March 21st, 2008 - 12:36 pm ICT by admin  

Washington, March 21 (IANS) Allergies that cause bouts of sneezing, sniffling and watery eyes leave deep emotional scars on a sufferer’s mood and self-perception. ‘Attitudes About Allergies’, a new study, has been based on a phone survey of a thousand each of allergy sufferers and non-sufferers, and 300 physicians.

Some 62 percent allergy sufferers say it affects their mood; 51 percent feel annoyed, 48 percent feel irritable, and 42 percent feel frustrated.

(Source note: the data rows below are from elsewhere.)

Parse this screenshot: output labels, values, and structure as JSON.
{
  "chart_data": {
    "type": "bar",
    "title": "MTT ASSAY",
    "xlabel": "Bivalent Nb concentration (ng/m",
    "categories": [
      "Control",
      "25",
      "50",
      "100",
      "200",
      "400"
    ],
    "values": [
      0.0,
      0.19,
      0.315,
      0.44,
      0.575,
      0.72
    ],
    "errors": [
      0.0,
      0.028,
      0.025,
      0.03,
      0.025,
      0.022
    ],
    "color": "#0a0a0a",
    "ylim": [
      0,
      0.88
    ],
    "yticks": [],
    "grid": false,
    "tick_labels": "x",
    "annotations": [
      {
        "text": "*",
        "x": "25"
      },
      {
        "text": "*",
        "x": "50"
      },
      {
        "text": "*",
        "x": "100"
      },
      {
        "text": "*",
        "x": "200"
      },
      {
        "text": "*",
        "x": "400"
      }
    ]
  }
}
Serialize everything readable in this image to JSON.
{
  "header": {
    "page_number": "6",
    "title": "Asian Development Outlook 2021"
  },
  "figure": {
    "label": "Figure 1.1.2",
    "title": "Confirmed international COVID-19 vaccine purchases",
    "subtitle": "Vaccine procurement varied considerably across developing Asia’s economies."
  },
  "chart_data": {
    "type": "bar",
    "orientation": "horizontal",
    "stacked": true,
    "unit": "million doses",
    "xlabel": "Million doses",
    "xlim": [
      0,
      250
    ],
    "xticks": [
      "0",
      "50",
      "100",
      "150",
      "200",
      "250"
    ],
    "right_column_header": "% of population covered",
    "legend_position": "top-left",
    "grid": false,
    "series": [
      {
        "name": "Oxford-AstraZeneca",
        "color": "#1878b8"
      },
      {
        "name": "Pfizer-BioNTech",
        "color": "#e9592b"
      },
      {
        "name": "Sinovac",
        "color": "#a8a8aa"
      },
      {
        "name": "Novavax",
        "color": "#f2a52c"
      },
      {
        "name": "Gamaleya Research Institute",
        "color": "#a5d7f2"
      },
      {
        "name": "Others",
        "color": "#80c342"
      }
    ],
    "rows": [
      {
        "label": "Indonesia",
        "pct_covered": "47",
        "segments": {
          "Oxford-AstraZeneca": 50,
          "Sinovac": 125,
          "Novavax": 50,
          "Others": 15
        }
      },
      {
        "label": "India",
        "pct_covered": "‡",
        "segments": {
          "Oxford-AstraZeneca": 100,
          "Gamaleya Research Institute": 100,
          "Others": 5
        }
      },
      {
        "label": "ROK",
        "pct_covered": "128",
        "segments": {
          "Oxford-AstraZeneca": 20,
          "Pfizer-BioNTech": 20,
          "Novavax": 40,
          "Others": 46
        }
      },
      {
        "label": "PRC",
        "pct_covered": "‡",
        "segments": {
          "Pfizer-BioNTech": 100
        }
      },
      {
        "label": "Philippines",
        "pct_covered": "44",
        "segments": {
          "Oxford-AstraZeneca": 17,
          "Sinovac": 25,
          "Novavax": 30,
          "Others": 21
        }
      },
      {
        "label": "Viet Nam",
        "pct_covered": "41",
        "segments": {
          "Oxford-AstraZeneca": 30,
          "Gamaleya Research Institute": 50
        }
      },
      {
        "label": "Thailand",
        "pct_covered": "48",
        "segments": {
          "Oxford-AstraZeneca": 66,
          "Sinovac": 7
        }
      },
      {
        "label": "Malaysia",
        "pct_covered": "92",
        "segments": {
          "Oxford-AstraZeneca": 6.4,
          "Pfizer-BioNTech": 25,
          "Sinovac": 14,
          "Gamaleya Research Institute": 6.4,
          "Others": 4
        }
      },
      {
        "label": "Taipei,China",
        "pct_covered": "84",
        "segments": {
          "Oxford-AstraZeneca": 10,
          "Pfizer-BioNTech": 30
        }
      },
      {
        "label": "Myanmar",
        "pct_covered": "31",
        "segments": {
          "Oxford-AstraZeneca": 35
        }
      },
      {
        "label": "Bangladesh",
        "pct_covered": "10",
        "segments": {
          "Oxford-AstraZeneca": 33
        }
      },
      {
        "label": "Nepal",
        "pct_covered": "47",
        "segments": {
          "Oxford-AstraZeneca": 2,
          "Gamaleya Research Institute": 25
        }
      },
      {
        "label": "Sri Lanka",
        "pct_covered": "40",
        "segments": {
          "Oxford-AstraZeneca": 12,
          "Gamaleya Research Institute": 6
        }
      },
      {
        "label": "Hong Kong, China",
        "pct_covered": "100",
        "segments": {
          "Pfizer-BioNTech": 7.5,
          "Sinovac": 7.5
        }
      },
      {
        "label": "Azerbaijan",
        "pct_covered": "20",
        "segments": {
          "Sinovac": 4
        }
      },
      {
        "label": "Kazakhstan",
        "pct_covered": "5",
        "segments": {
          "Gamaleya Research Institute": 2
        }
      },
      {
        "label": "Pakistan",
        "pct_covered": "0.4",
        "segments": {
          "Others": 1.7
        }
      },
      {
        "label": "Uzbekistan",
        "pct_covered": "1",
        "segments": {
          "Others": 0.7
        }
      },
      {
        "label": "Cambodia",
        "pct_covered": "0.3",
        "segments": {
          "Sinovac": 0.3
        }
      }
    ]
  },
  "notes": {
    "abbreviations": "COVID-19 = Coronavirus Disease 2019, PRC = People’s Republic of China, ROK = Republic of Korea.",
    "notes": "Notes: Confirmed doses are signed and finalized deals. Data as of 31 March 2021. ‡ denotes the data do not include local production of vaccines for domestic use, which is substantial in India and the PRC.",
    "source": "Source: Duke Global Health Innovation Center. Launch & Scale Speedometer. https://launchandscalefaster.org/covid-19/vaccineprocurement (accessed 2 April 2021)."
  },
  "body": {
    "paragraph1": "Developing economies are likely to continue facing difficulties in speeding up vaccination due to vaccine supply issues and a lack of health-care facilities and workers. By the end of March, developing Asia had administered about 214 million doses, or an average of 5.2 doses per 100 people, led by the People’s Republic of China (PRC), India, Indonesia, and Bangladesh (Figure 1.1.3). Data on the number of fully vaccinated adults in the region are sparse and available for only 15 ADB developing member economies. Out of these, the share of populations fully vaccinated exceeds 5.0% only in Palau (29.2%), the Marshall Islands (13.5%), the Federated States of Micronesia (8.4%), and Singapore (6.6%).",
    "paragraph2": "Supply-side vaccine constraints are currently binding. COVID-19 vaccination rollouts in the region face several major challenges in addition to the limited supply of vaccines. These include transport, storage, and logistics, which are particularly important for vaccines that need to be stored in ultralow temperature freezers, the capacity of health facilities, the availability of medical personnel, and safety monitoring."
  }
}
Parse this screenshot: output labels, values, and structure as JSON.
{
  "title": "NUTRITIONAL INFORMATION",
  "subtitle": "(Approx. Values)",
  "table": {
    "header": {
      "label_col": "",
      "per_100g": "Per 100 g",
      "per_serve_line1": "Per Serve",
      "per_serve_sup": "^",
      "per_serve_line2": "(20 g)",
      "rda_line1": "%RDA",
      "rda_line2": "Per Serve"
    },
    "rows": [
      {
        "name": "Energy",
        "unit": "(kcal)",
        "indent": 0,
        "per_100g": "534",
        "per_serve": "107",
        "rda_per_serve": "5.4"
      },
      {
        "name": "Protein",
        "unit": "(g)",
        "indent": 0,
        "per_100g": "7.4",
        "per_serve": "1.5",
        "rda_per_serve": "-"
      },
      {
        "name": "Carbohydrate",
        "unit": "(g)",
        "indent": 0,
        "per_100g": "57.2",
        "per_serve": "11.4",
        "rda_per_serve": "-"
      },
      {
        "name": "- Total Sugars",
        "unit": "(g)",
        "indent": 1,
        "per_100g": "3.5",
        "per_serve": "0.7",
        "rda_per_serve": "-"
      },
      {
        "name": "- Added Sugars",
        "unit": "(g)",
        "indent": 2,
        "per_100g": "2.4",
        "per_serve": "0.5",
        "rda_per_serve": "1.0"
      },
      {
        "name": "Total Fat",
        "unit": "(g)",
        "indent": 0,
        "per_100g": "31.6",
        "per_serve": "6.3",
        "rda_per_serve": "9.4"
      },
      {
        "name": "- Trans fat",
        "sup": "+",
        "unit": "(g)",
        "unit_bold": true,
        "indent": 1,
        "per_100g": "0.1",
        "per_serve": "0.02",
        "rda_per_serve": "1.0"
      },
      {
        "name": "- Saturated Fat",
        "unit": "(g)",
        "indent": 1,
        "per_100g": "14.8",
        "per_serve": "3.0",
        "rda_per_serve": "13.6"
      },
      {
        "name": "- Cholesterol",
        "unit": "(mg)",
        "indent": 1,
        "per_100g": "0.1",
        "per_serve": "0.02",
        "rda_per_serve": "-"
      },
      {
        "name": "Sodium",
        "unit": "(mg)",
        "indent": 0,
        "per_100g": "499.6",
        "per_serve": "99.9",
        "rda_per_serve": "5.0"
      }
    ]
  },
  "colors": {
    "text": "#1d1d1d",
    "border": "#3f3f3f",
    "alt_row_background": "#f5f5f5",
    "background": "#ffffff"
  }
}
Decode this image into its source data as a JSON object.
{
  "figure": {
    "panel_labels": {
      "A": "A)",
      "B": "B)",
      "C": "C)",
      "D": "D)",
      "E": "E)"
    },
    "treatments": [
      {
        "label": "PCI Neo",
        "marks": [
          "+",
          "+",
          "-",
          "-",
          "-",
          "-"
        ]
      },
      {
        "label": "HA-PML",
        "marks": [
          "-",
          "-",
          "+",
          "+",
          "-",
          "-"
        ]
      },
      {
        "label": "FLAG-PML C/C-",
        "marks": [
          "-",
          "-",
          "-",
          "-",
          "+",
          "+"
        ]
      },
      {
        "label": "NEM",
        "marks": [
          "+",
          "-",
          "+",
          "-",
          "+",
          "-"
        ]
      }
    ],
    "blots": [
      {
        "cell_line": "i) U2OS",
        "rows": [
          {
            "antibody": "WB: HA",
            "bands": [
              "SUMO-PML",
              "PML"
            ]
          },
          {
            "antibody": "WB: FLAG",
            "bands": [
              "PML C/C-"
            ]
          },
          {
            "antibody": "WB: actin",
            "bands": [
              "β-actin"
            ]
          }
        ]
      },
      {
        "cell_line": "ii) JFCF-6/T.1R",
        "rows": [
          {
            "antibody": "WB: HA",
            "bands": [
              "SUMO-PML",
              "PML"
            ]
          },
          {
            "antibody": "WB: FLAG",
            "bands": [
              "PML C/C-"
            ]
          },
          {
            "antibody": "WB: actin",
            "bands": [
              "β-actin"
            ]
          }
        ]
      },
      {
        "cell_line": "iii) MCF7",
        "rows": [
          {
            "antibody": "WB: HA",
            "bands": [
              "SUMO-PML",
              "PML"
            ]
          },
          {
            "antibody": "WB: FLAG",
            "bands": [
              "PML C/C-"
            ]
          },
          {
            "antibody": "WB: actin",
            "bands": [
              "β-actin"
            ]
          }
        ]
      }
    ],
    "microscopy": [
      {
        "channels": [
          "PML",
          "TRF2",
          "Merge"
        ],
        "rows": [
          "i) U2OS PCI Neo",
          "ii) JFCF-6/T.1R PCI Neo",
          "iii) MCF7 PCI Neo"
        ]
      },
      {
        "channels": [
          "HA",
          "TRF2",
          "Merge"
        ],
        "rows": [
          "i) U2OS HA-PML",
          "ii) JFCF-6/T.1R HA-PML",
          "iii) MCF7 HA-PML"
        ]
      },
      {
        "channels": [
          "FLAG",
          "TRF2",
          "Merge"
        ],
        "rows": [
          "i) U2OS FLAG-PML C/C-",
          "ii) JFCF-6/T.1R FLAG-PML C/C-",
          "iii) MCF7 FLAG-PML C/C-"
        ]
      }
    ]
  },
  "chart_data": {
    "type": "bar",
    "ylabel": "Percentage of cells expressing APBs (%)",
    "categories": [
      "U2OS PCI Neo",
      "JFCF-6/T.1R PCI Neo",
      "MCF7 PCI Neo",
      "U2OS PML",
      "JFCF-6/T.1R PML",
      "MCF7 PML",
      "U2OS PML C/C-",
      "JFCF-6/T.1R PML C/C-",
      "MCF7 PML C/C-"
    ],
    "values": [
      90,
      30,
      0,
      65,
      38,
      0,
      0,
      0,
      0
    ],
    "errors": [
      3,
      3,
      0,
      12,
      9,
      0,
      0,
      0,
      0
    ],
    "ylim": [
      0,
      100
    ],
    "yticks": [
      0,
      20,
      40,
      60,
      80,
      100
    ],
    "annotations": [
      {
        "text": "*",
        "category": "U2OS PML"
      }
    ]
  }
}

Some 22 percent say their allergies make them feel less attractive and 19 percent feel self-conscious.

But the survey found that people view diabetes (81 percent), hypertension or high blood pressure (76 percent) and arthritis (57 percent) as more serious than indoor and outdoor allergies.

Twenty-nine percent of respondents said they view insomnia as more serious than indoor and outdoor allergies.

Almost half (48 percent) of allergy sufferers feel their spouse or significant other do not view their allergies to be a serious health condition and that relatives (81 percent), friends (86 percent) and co-workers (78 percent) view their allergies as somewhat serious or not serious.

While the survey found that 78 percent feel sorry for people who have allergies, many believe that allergy sufferers overstate the severity of their symptoms (36 percent) and use them as an excuse to get out of something (30 percent).

But a majority of physicians (84 percent) said in general, patients do not overstate allergy symptoms.